Programs & Impact

Sport and Youth Development

NASCA’s methodology uses sport and mentoring to engage young people to strengthen culture, build self-esteem and enable a strong sense of autonomy through personal development.

Across our programs sport operates as a ‘hook’ to engage young people across our programs, to encourage health and wellbeing, and to meet outcomes through transferable skill development. Numerous studies and publications have highlighted the strong link between good sport-focussed programs and positive outcomes in Aboriginal and Torres Strait Islander communities.

Sports programs can encourage behavioural change in young people and skills learnt in sports are transferable to other areas of life.

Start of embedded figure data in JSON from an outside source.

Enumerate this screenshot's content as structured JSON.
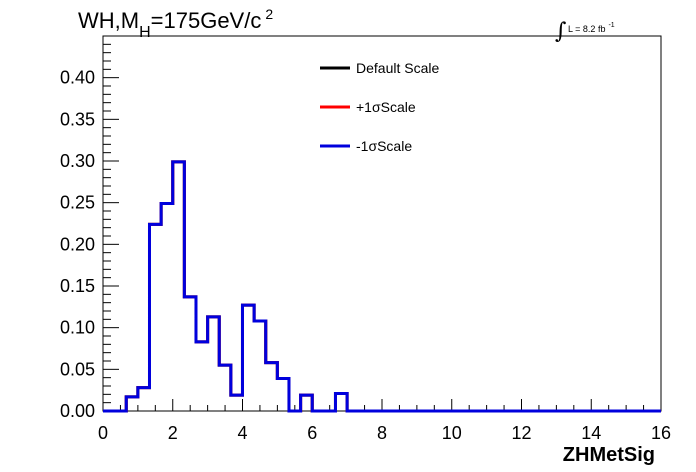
{
  "chart_data": {
    "type": "line",
    "title_main": "WH,M",
    "title_sub": "H",
    "title_rest": "=175GeV/c",
    "title_sup": "2",
    "lumi_main": "L = 8.2 fb",
    "lumi_sup": "-1",
    "xlabel": "ZHMetSig",
    "xlim": [
      0,
      16
    ],
    "ylim": [
      0,
      0.45
    ],
    "x_ticks": [
      "0",
      "2",
      "4",
      "6",
      "8",
      "10",
      "12",
      "14",
      "16"
    ],
    "y_ticks": [
      "0.00",
      "0.05",
      "0.10",
      "0.15",
      "0.20",
      "0.25",
      "0.30",
      "0.35",
      "0.40"
    ],
    "bin_width": 0.3333,
    "bin_edges_start": 0,
    "series": [
      {
        "name": "Default Scale",
        "color": "#000000",
        "values": [
          0,
          0,
          0.017,
          0.028,
          0.224,
          0.249,
          0.299,
          0.137,
          0.083,
          0.113,
          0.055,
          0.019,
          0.127,
          0.108,
          0.058,
          0.039,
          0,
          0.019,
          0,
          0,
          0.021,
          0,
          0,
          0,
          0,
          0,
          0,
          0,
          0,
          0,
          0,
          0,
          0,
          0,
          0,
          0,
          0,
          0,
          0,
          0,
          0,
          0,
          0,
          0,
          0,
          0,
          0,
          0
        ]
      },
      {
        "name": "+1σScale",
        "color": "#ff0000",
        "values": [
          0,
          0,
          0.017,
          0.028,
          0.224,
          0.249,
          0.299,
          0.137,
          0.083,
          0.113,
          0.055,
          0.019,
          0.127,
          0.108,
          0.058,
          0.039,
          0,
          0.019,
          0,
          0,
          0.021,
          0,
          0,
          0,
          0,
          0,
          0,
          0,
          0,
          0,
          0,
          0,
          0,
          0,
          0,
          0,
          0,
          0,
          0,
          0,
          0,
          0,
          0,
          0,
          0,
          0,
          0,
          0
        ]
      },
      {
        "name": "-1σScale",
        "color": "#0000dd",
        "values": [
          0,
          0,
          0.017,
          0.028,
          0.224,
          0.249,
          0.299,
          0.137,
          0.083,
          0.113,
          0.055,
          0.019,
          0.127,
          0.108,
          0.058,
          0.039,
          0,
          0.019,
          0,
          0,
          0.021,
          0,
          0,
          0,
          0,
          0,
          0,
          0,
          0,
          0,
          0,
          0,
          0,
          0,
          0,
          0,
          0,
          0,
          0,
          0,
          0,
          0,
          0,
          0,
          0,
          0,
          0,
          0
        ]
      }
    ],
    "legend_position": "top-center"
  }
}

Sport may also remove young people from negative influences like anti-social peer groups, drugs and alcohol, low-self esteem and boredom.

Transferable skills learnt through sport include:
  • Commitment and understanding the consequences of not meeting commitments,
  • Communication skills,
  • Problem solving,
  • Team work,
  • Dealing with stress, and;
  • Goal setting and future planning


Participation in sport has additional benefits for youth development including:
  • Overall improvements in health and mental health,
  • Self-confidence,
  • Increased sense of social inclusion and community participation,
  • Self-Discipline, and;
  • Structured leisure time.

Participation in sport is also enjoyable, providing an alternative to the conventional education system and is therefore able to directly encourage engagement with school and education.  In addition to this, to effectively participate in sport the participants require a healthy diet and a generally healthy lifestyle.

Additionally, our program model builds in opportunities for skills development and career transition through work readiness qualifications such as coaching accreditations, refereeing accreditations and first aid.